Précisons toutefois que dans certains domaines, la recherche de la beauté  ou des harmonies fondamentales sont  devenues un effort inutile ou bien caduque. Notamment – et paradoxalement – dans « les milieux artistiques ». Ils ont leurs théories. Quant à nous, nous affirmons que sans l’archétype de l’image à retrouver, la création ne peut se mettre en marche. (Certes, on peut encore produire des œuvres et même rencontrer le succès. Toutefois, l’artiste, privé de sa matière première, se trouve en quelque sorte momifié dans l’éternité.)

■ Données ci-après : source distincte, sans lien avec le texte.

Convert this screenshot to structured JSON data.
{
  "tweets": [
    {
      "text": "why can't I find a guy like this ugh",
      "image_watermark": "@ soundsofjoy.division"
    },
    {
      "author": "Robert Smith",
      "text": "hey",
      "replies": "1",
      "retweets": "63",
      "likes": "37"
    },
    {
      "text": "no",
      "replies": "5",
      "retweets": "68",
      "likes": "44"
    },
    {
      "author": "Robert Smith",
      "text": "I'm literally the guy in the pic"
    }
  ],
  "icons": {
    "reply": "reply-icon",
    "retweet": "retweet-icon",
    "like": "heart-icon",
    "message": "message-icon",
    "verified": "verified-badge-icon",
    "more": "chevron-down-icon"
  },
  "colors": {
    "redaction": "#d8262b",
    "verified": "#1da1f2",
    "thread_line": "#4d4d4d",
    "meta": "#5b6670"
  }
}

   Il existe en nous – si nous voulons bien  nous exprimer à la manière poétique des anciens – une mer, des cieux et entre les deux ce qu’on pourrait appeler la surface des eaux. Cette surface joue un rôle très particulier et très déterminant : tout comme elle le fait dans sa réalité physique, elle peut laisser passer la lumière ou la renvoyer, si bien qu’on peut y observer, soit les profondeurs de la mer, soit notre propre image réfléchie.
  Pour illustrer ce fait, revenons un instant à notre « fainéant ». Imaginons que nous soyons indisposés par son inertie ou que,  d’une manière générale, nous ne supportions pas les « paresseux ». Notre ontologiste dirait que la surface des eaux réfléchit.
  Absurde assurément quand on travaille sans compter son temps et ses efforts… Absurde à moins peut-être de s’écouter autrement – nous pourrions dire « à l’envers ». (C’est le langage de l’âme dès qu’on la censure).  Qu’allons-nous entendre alors qui nécessairement parle de nous ? Quel est donc ce travail que nous ne faisons pas… ?

  Ainsi, cette surface réfléchissante nous donne l’occasion de nous reconnaître. C’est un outil formidable et véritablement indispensable à toute réalisation. Sans lui, notre espace créé par nos deux pôles serait figé ; sans lui,  nous ne pourrions faire tourner l’essieu de la création.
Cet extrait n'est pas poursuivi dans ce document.